The function applied to each of the elements takes a single argument, salesperson, which will be a map. The body of the function is given in lines 3-5. It calls the next function on the salesperson map and gets back an updated salesperson map, with the bonus computed by the transformation function. If we were to just bubble this value back up we would have a mess since we would be replacing our list of accounts with the bonus. Instead, on line 4 we extarct the computed bonus from the updated_map (it’s under :accounts) and on line 5 we set the current map’s :bonus key to the calculated bonus. This new map replaces our salesperson map.

Finally, on line 7, we return our updated list of maps in a two element tuple, using nil as the first value (remember, update_in will ignore this value).

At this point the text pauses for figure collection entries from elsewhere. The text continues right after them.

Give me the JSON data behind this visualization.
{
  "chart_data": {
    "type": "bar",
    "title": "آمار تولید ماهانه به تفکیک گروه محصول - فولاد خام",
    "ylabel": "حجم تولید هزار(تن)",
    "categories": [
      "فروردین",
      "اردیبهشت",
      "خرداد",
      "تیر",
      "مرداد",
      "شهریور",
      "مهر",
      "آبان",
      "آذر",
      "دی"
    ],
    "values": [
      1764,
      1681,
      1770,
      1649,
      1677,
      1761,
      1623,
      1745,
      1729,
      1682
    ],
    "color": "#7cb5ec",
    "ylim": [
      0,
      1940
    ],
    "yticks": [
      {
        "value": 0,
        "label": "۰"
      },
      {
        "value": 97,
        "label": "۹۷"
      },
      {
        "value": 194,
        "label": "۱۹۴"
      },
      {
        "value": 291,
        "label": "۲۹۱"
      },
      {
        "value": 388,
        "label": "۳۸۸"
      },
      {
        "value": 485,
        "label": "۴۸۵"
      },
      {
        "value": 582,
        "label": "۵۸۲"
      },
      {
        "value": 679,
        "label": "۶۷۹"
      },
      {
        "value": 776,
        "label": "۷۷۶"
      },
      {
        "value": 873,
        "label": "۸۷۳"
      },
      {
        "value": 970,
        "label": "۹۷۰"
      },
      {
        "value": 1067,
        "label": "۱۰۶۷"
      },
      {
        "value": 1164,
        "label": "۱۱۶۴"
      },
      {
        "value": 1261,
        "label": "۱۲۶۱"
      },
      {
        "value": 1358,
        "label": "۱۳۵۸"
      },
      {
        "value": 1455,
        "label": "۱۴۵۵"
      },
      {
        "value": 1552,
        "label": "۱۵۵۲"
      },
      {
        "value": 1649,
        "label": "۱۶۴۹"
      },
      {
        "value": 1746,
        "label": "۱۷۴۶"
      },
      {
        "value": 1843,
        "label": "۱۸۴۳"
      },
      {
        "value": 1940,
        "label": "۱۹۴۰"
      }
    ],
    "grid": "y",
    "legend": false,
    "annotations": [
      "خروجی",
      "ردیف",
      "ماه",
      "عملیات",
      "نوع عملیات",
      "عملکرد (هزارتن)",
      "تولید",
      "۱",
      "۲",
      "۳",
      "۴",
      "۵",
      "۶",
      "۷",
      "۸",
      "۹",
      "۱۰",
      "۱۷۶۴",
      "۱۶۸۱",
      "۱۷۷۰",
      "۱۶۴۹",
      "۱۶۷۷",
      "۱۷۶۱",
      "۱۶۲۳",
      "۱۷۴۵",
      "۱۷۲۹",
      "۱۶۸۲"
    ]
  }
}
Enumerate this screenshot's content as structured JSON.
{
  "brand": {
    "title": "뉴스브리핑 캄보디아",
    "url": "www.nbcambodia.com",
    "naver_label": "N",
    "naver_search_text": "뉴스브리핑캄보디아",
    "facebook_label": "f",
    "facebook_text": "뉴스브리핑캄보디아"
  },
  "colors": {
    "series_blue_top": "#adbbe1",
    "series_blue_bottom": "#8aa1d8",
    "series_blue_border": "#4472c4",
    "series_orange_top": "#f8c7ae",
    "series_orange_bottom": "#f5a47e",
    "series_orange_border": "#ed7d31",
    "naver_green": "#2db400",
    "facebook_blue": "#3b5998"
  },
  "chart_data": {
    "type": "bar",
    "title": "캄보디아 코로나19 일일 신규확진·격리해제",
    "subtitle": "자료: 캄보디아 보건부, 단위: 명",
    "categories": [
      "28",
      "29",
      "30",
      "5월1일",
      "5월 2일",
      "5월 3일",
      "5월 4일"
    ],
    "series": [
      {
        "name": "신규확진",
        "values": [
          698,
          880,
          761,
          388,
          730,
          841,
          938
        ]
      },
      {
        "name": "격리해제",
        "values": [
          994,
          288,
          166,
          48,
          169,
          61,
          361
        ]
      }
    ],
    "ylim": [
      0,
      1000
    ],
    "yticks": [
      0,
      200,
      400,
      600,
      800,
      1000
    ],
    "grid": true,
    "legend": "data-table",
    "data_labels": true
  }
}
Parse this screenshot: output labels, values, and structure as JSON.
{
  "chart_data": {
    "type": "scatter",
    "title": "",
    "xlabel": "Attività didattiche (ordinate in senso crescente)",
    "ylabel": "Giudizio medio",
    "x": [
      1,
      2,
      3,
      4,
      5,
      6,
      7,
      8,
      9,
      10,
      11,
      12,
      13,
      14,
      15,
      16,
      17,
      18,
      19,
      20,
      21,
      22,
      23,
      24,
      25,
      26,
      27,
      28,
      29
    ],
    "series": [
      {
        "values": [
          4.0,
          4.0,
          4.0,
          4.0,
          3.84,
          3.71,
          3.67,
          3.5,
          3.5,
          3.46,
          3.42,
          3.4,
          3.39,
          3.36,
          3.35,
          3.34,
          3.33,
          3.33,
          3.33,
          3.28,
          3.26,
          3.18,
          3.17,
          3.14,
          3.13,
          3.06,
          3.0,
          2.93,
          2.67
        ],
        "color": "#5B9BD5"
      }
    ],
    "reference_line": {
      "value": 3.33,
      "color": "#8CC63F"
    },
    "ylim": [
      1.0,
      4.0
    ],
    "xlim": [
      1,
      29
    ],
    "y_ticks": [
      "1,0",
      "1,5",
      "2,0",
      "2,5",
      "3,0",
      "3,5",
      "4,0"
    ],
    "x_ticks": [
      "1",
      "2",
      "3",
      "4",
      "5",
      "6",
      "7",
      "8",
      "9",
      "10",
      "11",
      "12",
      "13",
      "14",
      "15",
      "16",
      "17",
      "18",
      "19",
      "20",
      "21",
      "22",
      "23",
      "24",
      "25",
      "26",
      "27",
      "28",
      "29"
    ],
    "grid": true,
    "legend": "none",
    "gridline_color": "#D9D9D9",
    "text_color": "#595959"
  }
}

Putting it all together, we start with the first key, :sales, which points this substructure, a list of maps:

[%{salesperson: "Joe", bonus: 0, accounts: ["XYZ Inc.", "ABC Co.", "McDoogles"]},
 %{salesperson: "Bob", bonus: 0, accounts: ["ACME", "Tarjet"]},
 %{salesperson: "Jane", bonus: 0, accounts: ["Homely Depot", "Element 84", "Pear Computers"]},
 %{salesperson: "Jill", bonus: 0, accounts: ["Four Guys", "Gas 'N Sip'"]}]

This list is the structure that is passed to our update_bonus function as the data parameter.

update_bonus then calls Enum.map on this list. The function passed to Enum.map gets a map (salesperson) as its argument. It calls next on this map, which moves on to the next key in our key list, :accounts. The substructure pointed to by :accounts is the list of accounts. So for our first salesperson map, it would be this

["XYZ Inc.", "ABC Co.", "McDoogles"]

Since :accounts is the last key in the list passed to update_in, update_in calls its tranformation function on this account list, which looks like this

1000 * Enum.count(["XYZ Inc.", "ABC Co.", "McDoogles"])
=> 3000

Now the computed value begins to bubble back up. So at this point we have

{_, updated_salesperson} = {nil, %{salesperson: "Joe", bonus: 0, accounts: 3000}}

on line 3 of our update_bonus function.

The computed bonus, 3000, is under the :accounts key, since this is the last key in our key list. We simply extract it on line 4 with

bonus = updated_salesperson[:accounts]
=> 3000

Now that we have the bonus, we just update the oringal salesperson map the was passed to us on line 5

put_in(salesperson, [:bonus], bonus)
=> %{salesperson: "Joe", bonus: 3000, accounts: ["XYZ Inc.", "ABC Co.", "McDoogles"]}

update_bonus does this for every salesperson map in the list it received, so finally, we have

update_in company, [:sales, update_bonus, :accounts], fn accounts ->
  1000 * Enum.count(accounts)
end
=> {sales: [%{accounts: ["XYZ Inc.", "ABC Co.", "McDoogles"], bonus: 3000, salesperson: "Joe"},
            %{accounts: ["ACME", "Tarjet"], bonus: 2000, salesperson: "Bob"},
            %{accounts: ["Homely Depot", "Element 84", "Pear Computers"], bonus: 3000, salesperson: "Jane"},
            %{accounts: ["Four Guys", "Gas 'N Sip'"], bonus: 2000, salesperson: "Jill"}],
    total_revenue: 10000000}

Conclusion

In this series we have seen that familiar tasks such as looping over an array or working with nested data structures can be challenging for programmers moving from an imperative language to a functional one like Elixir; challenging, but not impossible. Once you start to think in terms of transforming data this opens up a lot of possibilities. Hopefully the examples we have worked through here have begun to help you understand how these kinds of problems can be solved with functional approaches. And hopefully I have convinced you that functional approaches are not reserved for academic problems, but are applicable to the kinds of problems you encounter every day – and that you don’t have to be a genius to use them.